Instead, the Boxster’s stiffened chassis lets you lean ever more enthusiastically into it, delivering apparently endless grip and poise even as it continues to benevolently tidy up the road surface.

The modestly quicker (and exceptionally good) electric steering plays its part, but we’d wager that Porsche’s upgrading of the PASM’s vertical sensors is at least as important in this respect. As a generator of composure, and the playful confidence that comes with it, the Boxster remains unparalleled and a handy nose ahead of the previous model.

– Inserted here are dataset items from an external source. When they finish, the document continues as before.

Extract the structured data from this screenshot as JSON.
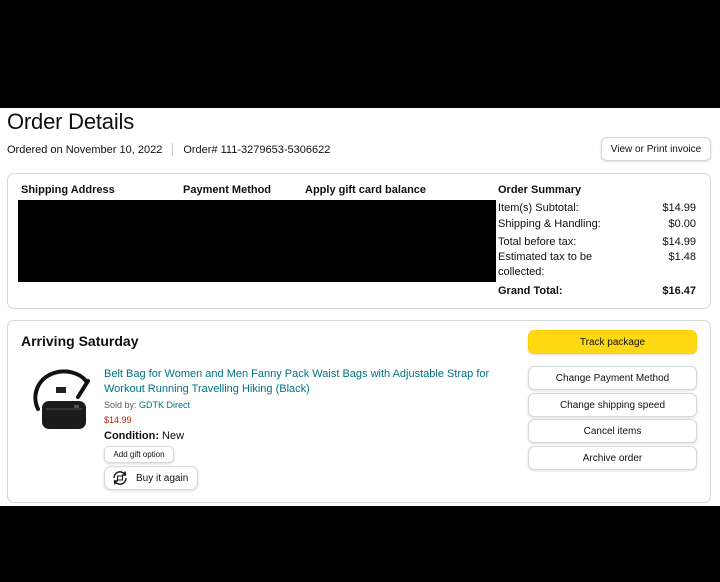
{
  "header": {
    "title": "Order Details",
    "ordered_on": "Ordered on November 10, 2022",
    "order_number": "Order# 111-3279653-5306622",
    "invoice_button": "View or Print invoice"
  },
  "details": {
    "shipping_address_label": "Shipping Address",
    "payment_method_label": "Payment Method",
    "gift_card_label": "Apply gift card balance"
  },
  "summary": {
    "title": "Order Summary",
    "rows": [
      {
        "label": "Item(s) Subtotal:",
        "value": "$14.99"
      },
      {
        "label": "Shipping & Handling:",
        "value": "$0.00"
      },
      {
        "label": "Total before tax:",
        "value": "$14.99"
      },
      {
        "label": "Estimated tax to be collected:",
        "value": "$1.48"
      }
    ],
    "grand_total_label": "Grand Total:",
    "grand_total_value": "$16.47"
  },
  "shipment": {
    "status": "Arriving Saturday",
    "product": {
      "title": "Belt Bag for Women and Men Fanny Pack Waist Bags with Adjustable Strap for Workout Running Travelling Hiking (Black)",
      "sold_by_label": "Sold by:",
      "seller": "GDTK Direct",
      "price": "$14.99",
      "condition_label": "Condition:",
      "condition_value": "New",
      "image_icon": "fanny-pack-product-image"
    },
    "add_gift_option": "Add gift option",
    "buy_again": "Buy it again",
    "buy_again_icon": "reorder-cycle-icon",
    "actions": {
      "track": "Track package",
      "change_payment": "Change Payment Method",
      "change_speed": "Change shipping speed",
      "cancel": "Cancel items",
      "archive": "Archive order"
    },
    "track_color": "#FFD814"
  }
}
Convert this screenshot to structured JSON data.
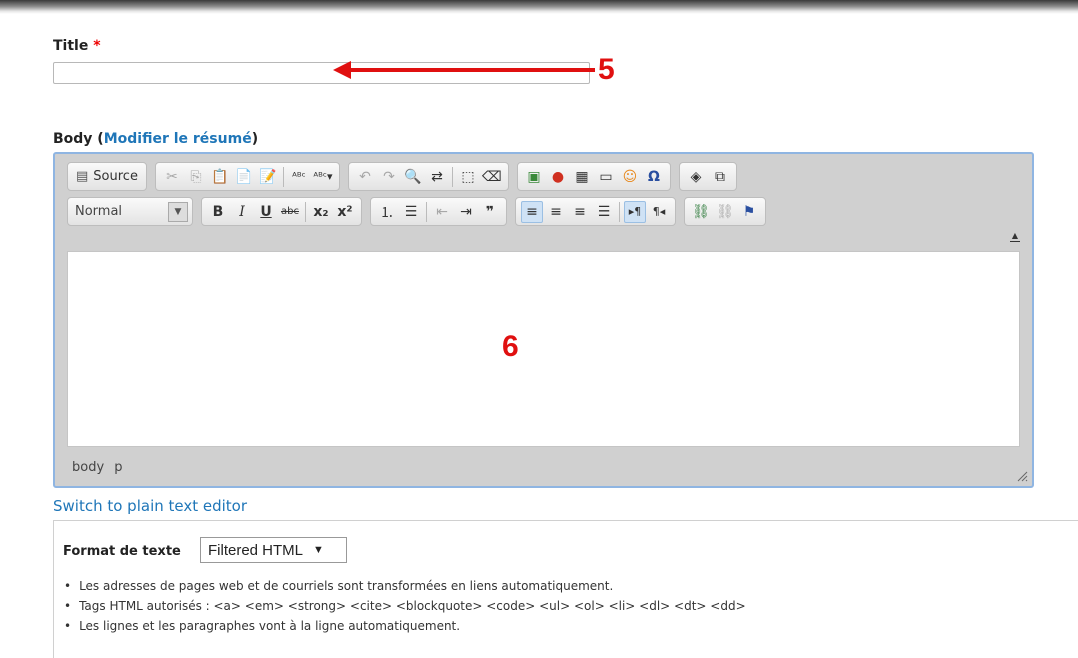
{
  "title_field": {
    "label": "Title",
    "required_marker": "*",
    "value": ""
  },
  "annotations": {
    "title_number": "5",
    "body_number": "6"
  },
  "body_field": {
    "label_prefix": "Body (",
    "summary_link": "Modifier le résumé",
    "label_suffix": ")"
  },
  "editor": {
    "source_label": "Source",
    "format_value": "Normal",
    "path": [
      "body",
      "p"
    ],
    "content": ""
  },
  "switch_editor_link": "Switch to plain text editor",
  "text_format": {
    "label": "Format de texte",
    "selected": "Filtered HTML",
    "tips": [
      "Les adresses de pages web et de courriels sont transformées en liens automatiquement.",
      "Tags HTML autorisés : <a> <em> <strong> <cite> <blockquote> <code> <ul> <ol> <li> <dl> <dt> <dd>",
      "Les lignes et les paragraphes vont à la ligne automatiquement."
    ]
  },
  "colors": {
    "annotation": "#e01010",
    "link": "#1f76b8",
    "required": "#ee0000",
    "editor_border": "#8fb5e2"
  }
}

The 718 Boxster’s trustworthiness and mid-engined poise transfer well to circuit driving. The car’s ability to deploy its performance has only been magnified by the engineers’ efforts to firm up the fundamentals.

The concept of it being yet more rigid at the back and shod in wider rubber is not difficult to grasp on a dry track.

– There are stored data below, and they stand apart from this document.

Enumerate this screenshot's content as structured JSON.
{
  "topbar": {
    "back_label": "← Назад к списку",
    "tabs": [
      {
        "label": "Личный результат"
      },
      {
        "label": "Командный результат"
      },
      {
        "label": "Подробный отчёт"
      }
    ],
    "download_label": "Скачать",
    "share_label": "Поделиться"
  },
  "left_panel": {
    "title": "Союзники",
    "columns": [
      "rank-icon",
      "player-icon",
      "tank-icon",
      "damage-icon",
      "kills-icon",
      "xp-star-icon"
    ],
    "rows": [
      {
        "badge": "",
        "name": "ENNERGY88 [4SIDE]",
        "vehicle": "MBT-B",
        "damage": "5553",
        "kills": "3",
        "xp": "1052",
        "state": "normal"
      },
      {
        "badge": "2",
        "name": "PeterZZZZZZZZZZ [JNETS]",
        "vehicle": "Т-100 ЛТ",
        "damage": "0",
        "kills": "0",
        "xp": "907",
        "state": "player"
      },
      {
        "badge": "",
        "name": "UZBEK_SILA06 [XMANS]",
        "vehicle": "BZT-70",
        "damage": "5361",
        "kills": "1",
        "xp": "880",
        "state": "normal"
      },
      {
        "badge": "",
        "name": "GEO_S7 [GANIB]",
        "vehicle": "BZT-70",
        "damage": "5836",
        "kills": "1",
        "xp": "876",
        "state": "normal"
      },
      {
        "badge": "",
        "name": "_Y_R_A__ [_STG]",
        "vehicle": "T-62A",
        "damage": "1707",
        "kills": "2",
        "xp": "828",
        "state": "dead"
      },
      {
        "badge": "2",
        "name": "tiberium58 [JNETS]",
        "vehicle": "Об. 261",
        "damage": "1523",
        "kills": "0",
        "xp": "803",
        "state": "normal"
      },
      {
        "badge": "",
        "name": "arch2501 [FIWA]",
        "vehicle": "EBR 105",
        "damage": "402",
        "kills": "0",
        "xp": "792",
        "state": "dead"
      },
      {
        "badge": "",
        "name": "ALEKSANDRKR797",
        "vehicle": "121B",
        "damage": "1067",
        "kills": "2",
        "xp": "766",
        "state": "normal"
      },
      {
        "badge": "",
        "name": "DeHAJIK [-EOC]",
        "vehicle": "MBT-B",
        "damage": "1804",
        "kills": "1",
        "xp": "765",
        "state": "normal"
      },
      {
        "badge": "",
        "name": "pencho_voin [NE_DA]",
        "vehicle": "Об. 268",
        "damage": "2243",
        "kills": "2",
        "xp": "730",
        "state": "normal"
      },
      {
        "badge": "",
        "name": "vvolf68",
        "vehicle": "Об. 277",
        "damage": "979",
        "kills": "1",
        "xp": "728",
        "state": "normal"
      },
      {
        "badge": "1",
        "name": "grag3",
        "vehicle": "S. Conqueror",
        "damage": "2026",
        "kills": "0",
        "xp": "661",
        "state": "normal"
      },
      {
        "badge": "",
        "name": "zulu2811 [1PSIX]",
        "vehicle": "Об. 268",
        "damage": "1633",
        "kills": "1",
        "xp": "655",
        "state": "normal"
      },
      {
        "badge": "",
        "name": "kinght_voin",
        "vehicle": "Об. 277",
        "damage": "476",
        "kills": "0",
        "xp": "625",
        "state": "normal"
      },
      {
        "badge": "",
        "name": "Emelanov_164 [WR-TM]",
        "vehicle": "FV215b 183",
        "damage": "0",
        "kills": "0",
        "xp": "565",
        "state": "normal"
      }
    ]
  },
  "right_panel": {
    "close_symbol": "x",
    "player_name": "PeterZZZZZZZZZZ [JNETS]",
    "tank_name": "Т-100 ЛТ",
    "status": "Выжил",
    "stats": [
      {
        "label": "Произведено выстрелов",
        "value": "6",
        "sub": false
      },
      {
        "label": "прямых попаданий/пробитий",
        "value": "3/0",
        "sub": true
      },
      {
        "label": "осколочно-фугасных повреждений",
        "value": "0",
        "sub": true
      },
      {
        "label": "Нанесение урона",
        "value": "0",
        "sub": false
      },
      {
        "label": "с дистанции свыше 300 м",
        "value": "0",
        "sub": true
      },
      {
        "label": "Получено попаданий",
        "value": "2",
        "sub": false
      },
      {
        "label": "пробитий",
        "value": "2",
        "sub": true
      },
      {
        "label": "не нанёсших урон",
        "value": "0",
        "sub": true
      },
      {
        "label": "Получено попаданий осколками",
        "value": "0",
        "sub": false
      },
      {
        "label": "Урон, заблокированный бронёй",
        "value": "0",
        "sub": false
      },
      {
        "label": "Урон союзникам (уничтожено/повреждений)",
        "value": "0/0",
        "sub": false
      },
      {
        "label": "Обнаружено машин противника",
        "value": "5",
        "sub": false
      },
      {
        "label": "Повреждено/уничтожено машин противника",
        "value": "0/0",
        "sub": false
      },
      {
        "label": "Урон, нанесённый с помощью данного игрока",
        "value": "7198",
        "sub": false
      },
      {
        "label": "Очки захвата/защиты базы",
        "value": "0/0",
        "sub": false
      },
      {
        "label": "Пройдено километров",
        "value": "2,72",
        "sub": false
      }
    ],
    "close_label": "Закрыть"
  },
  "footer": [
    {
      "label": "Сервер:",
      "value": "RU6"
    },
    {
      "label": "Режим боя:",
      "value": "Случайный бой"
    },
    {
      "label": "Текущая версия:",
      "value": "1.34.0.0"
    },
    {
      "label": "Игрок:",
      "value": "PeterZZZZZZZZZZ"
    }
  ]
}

So elemental is the traction that it would take an extraordinarily keen driver to make the traction control light flutter on a public road.

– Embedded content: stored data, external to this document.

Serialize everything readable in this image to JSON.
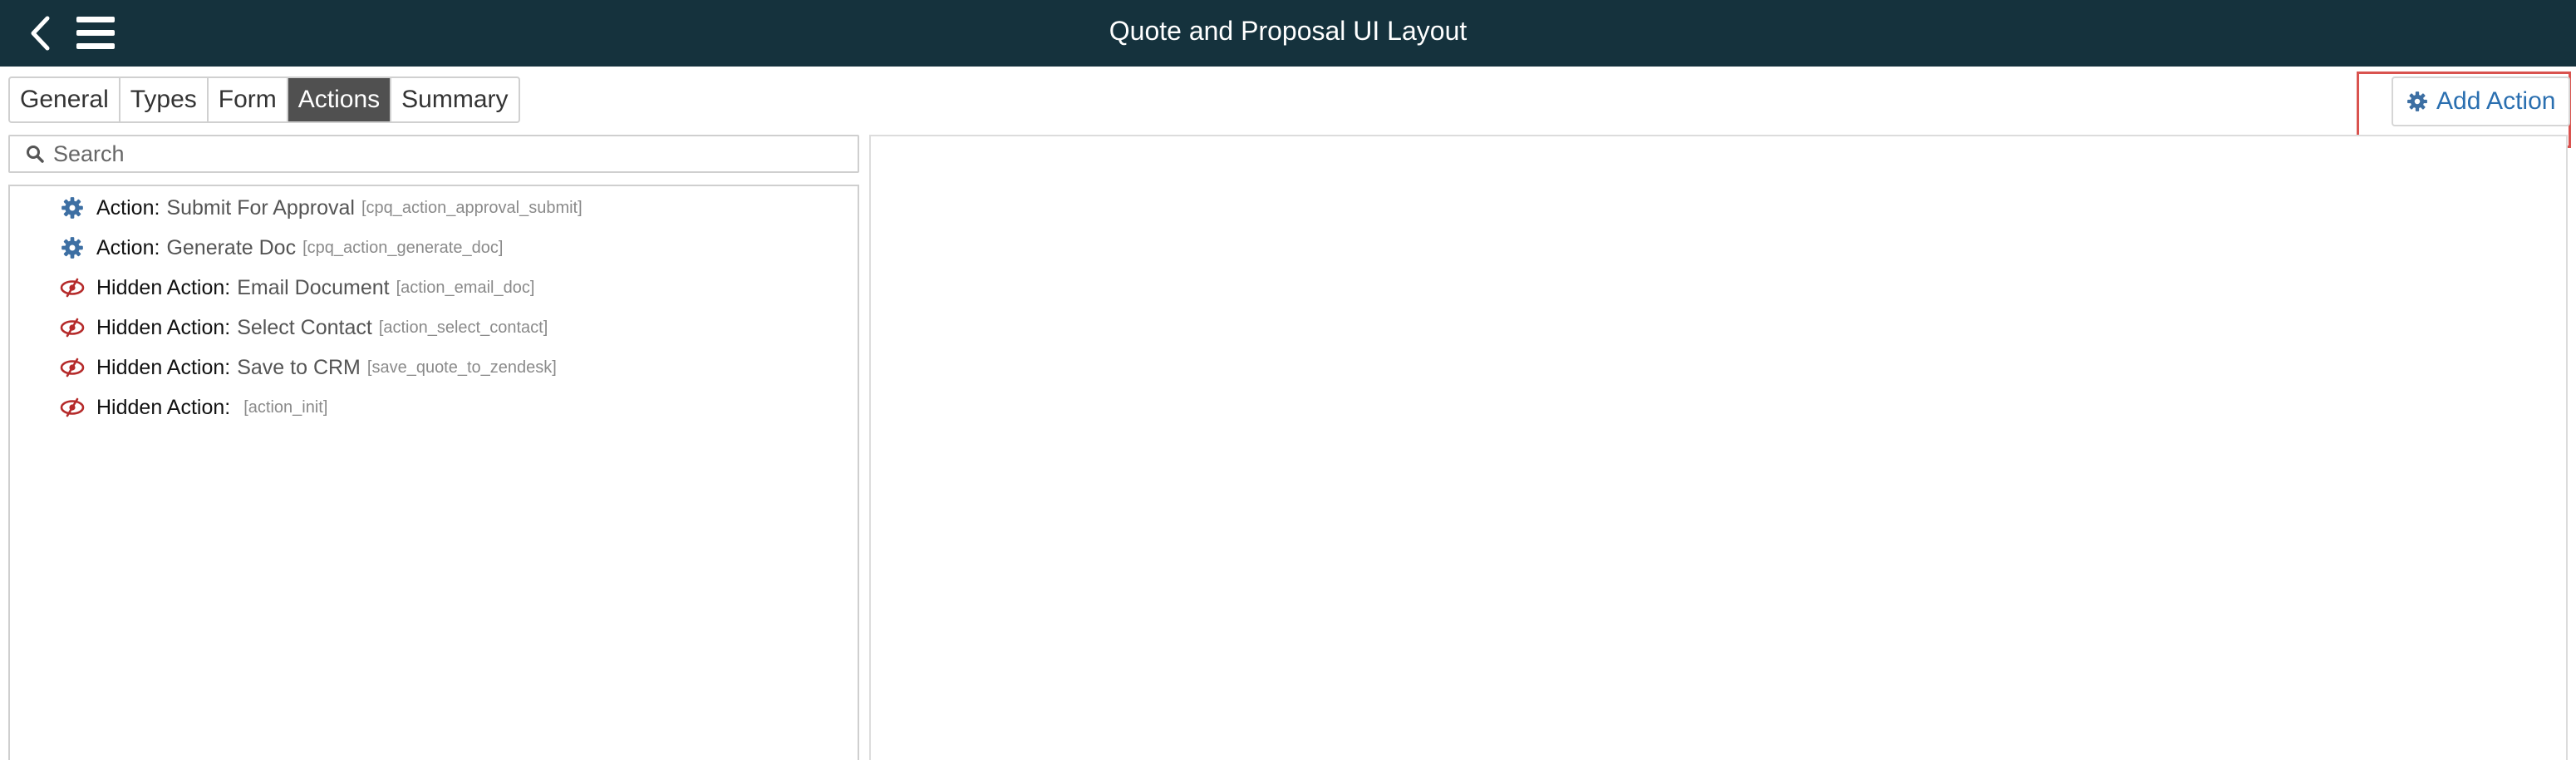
{
  "header": {
    "title": "Quote and Proposal UI Layout",
    "back_icon": "chevron-left-icon",
    "menu_icon": "hamburger-menu-icon"
  },
  "tabs": [
    {
      "label": "General",
      "active": false
    },
    {
      "label": "Types",
      "active": false
    },
    {
      "label": "Form",
      "active": false
    },
    {
      "label": "Actions",
      "active": true
    },
    {
      "label": "Summary",
      "active": false
    }
  ],
  "toolbar": {
    "add_action_label": "Add Action",
    "add_action_icon": "gear-icon"
  },
  "search": {
    "placeholder": "Search",
    "value": ""
  },
  "actions": [
    {
      "prefix": "Action:",
      "name": "Submit For Approval",
      "code": "[cpq_action_approval_submit]",
      "icon": "gear-icon"
    },
    {
      "prefix": "Action:",
      "name": "Generate Doc",
      "code": "[cpq_action_generate_doc]",
      "icon": "gear-icon"
    },
    {
      "prefix": "Hidden Action:",
      "name": "Email Document",
      "code": "[action_email_doc]",
      "icon": "eye-slash-icon"
    },
    {
      "prefix": "Hidden Action:",
      "name": "Select Contact",
      "code": "[action_select_contact]",
      "icon": "eye-slash-icon"
    },
    {
      "prefix": "Hidden Action:",
      "name": "Save to CRM",
      "code": "[save_quote_to_zendesk]",
      "icon": "eye-slash-icon"
    },
    {
      "prefix": "Hidden Action:",
      "name": "",
      "code": "[action_init]",
      "icon": "eye-slash-icon"
    }
  ],
  "colors": {
    "header_bg": "#15323d",
    "active_tab_bg": "#505050",
    "accent_blue": "#2a6fb0",
    "gear_icon": "#3d6fa3",
    "hidden_icon": "#b52a2a",
    "highlight_border": "#d9534f"
  }
}
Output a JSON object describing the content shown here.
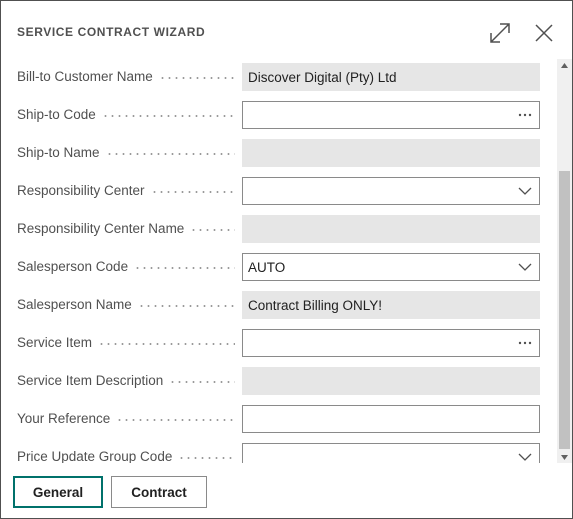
{
  "dialog": {
    "title": "SERVICE CONTRACT WIZARD",
    "expand_icon": "expand-icon",
    "close_icon": "close-icon"
  },
  "fields": [
    {
      "label": "Bill-to Customer Name",
      "value": "Discover Digital (Pty) Ltd",
      "kind": "readonly"
    },
    {
      "label": "Ship-to Code",
      "value": "",
      "kind": "lookup"
    },
    {
      "label": "Ship-to Name",
      "value": "",
      "kind": "readonly"
    },
    {
      "label": "Responsibility Center",
      "value": "",
      "kind": "dropdown"
    },
    {
      "label": "Responsibility Center Name",
      "value": "",
      "kind": "readonly"
    },
    {
      "label": "Salesperson Code",
      "value": "AUTO",
      "kind": "dropdown"
    },
    {
      "label": "Salesperson Name",
      "value": "Contract Billing ONLY!",
      "kind": "readonly"
    },
    {
      "label": "Service Item",
      "value": "",
      "kind": "lookup"
    },
    {
      "label": "Service Item Description",
      "value": "",
      "kind": "readonly"
    },
    {
      "label": "Your Reference",
      "value": "",
      "kind": "text"
    },
    {
      "label": "Price Update Group Code",
      "value": "",
      "kind": "dropdown"
    }
  ],
  "footer": {
    "general_label": "General",
    "contract_label": "Contract"
  },
  "colors": {
    "readonly_field": "#e6e6e6",
    "active_button_border": "#00716b"
  }
}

Its performance on its Pirelli P Zero tyres was redolent of the Cayman GT4, another car acutely reluctant to become unstuck yet savagely and brilliantly driveable with it.

The 718 reduces that savagery but deserves some of the same praise. Its sharper steering has introduced no ill-effect snappiness, much as the broader lateral grip has yielded none of the intransigence we tend to associate with very high adhesiveness.

Instead, the car provides the kind of sensory platform that encourages extraordinary speed to be carried.